Io non ce la faccio più, davvero.
Ma al tempo stesso, sento che senza di lui io non valgo niente, e da sola non so stare.
Sono dipendente da lui anche io.Non lo ero, ma lui ha fatto in modo che ciò accadesse.
In lui, nella sua fragilità psicologica, c'è una sorta di egoismo, di volermi "tutta per sè", ma non come semplice gelosia, ma per riempire i suoi vuoti e le sue mancanze, sono la sua droga.
Lui è un'autolesionista che vuole solo attenzioni per se.
Solo perchè non gli ho risposto al telefono l'altro giorno, ha iniziato a bere alcolici e prendere giù antidolorifici, e si è calmato solo quando per farlo smettere gli ho detto "ti amo, non volevo".
Ma che razza di amore è questo?
E così facendo, sto trascurando me (ma non in senso fisico perchè da quel lato mi prendo anche troppo cura di me), mi sto mettendo da parte, me e le mie necessità, me e i miei spazi, per dedicarmi a lui, per fare star bene lui, ma così non va.

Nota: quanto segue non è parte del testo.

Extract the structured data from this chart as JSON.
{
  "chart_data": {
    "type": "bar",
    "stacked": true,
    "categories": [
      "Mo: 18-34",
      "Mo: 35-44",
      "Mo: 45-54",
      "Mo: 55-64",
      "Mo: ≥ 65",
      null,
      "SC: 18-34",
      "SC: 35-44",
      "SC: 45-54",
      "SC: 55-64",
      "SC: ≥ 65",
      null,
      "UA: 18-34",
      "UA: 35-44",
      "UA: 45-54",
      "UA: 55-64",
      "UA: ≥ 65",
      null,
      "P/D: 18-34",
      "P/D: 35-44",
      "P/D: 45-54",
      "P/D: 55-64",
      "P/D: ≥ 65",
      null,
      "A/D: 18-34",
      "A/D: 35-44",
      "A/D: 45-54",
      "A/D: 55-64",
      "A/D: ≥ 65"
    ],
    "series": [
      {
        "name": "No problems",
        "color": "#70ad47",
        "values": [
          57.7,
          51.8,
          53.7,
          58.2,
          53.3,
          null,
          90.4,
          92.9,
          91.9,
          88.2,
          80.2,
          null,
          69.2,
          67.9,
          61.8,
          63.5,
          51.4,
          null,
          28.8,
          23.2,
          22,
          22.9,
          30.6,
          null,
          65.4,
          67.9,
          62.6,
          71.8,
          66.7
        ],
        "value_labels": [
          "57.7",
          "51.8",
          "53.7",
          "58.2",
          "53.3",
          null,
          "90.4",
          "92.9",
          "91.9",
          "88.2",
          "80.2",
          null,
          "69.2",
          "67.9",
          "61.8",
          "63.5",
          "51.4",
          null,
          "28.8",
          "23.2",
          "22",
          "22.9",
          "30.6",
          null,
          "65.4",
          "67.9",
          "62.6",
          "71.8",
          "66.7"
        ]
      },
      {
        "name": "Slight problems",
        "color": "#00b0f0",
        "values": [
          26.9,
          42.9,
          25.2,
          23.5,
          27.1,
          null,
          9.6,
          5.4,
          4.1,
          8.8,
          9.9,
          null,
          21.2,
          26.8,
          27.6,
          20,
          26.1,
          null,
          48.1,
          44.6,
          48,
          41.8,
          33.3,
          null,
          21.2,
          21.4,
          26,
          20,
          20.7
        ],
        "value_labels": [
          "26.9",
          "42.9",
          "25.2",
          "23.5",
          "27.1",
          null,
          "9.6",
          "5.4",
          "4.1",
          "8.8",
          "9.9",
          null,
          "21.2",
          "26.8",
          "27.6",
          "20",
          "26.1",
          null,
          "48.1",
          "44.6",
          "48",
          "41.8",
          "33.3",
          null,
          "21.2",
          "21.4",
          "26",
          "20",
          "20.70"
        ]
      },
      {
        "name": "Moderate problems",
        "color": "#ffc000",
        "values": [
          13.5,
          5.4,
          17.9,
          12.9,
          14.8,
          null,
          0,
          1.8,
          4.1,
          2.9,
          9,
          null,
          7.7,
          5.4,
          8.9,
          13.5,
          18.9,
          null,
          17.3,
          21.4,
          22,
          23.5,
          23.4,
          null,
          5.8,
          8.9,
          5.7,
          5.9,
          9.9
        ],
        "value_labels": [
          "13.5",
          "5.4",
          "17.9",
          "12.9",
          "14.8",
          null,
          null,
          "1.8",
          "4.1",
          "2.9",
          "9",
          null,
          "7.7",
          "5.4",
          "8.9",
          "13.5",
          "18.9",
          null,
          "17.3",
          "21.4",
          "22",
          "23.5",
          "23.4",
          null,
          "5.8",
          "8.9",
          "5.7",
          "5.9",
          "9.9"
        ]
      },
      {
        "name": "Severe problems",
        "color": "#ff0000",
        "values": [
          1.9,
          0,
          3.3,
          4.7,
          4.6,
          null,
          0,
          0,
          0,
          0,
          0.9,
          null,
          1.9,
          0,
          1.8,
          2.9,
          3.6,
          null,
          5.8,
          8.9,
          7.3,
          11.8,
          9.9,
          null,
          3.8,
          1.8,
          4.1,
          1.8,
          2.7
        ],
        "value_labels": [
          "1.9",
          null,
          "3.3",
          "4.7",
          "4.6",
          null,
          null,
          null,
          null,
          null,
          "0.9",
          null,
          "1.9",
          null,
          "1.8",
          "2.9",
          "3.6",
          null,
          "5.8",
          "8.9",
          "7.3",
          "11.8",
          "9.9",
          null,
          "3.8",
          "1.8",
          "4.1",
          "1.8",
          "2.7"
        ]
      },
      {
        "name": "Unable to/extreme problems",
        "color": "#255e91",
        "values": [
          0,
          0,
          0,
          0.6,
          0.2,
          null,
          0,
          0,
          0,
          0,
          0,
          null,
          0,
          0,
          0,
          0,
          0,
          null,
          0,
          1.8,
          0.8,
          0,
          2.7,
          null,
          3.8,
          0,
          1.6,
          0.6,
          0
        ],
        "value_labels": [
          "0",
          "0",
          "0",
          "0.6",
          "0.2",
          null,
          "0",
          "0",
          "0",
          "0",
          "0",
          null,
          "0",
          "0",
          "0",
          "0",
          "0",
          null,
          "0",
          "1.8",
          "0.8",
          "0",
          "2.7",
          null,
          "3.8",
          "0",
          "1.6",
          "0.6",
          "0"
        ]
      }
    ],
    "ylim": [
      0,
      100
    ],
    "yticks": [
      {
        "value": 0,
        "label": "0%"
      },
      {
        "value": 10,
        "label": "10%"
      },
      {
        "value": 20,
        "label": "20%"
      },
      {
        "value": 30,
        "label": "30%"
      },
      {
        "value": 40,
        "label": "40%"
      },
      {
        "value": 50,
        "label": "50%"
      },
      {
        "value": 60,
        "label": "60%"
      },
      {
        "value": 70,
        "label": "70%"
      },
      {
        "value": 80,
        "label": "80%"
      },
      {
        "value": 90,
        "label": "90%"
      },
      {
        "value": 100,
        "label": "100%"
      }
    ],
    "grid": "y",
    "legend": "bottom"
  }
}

Tante volte lo vedo solo per farlo contento.
Poi, sono felice di stare con lui, sono innamorata di lui me ne rendo conto, ma questa storia non funziona come dovrebbe.
E non fare ciò, genera in me sensi di colpa strazianti.
Sì perchè per lui è routine fare la vittima non appena tento di sbattergli in faccia la realtà.
E così, mi stanno tornando varie fisse verso il mio corpo, paranoie, è come se mi stessi ributtando sulle ossesioni per sentirmi " libera ", o forse, per fuggire con la mente da tutto ciò.
Ora ditemi: cosa cazzo devo fare?
Tra un mese ho la maturità, non ho studiato un cazzo, devo stare ogni sera con lui per non sentirlo fare la vittima dicendo che lo trascuro, gli antidepressivi che prendo da due anni mi annebbiano la mente e mi fanno stare sempre iperattiva, e anche provando a studiare NON CI RIESCO ZIO PORCO.Sto impazzendo.
Eppure, continuo a dirmi:
"resisti, ti prego resisti, almeno vedi di prendere questo diploma così poi anche se litigate e svalvoli e devi rinchiuderti in psichiatria sai che non devi più pensare alla scuola".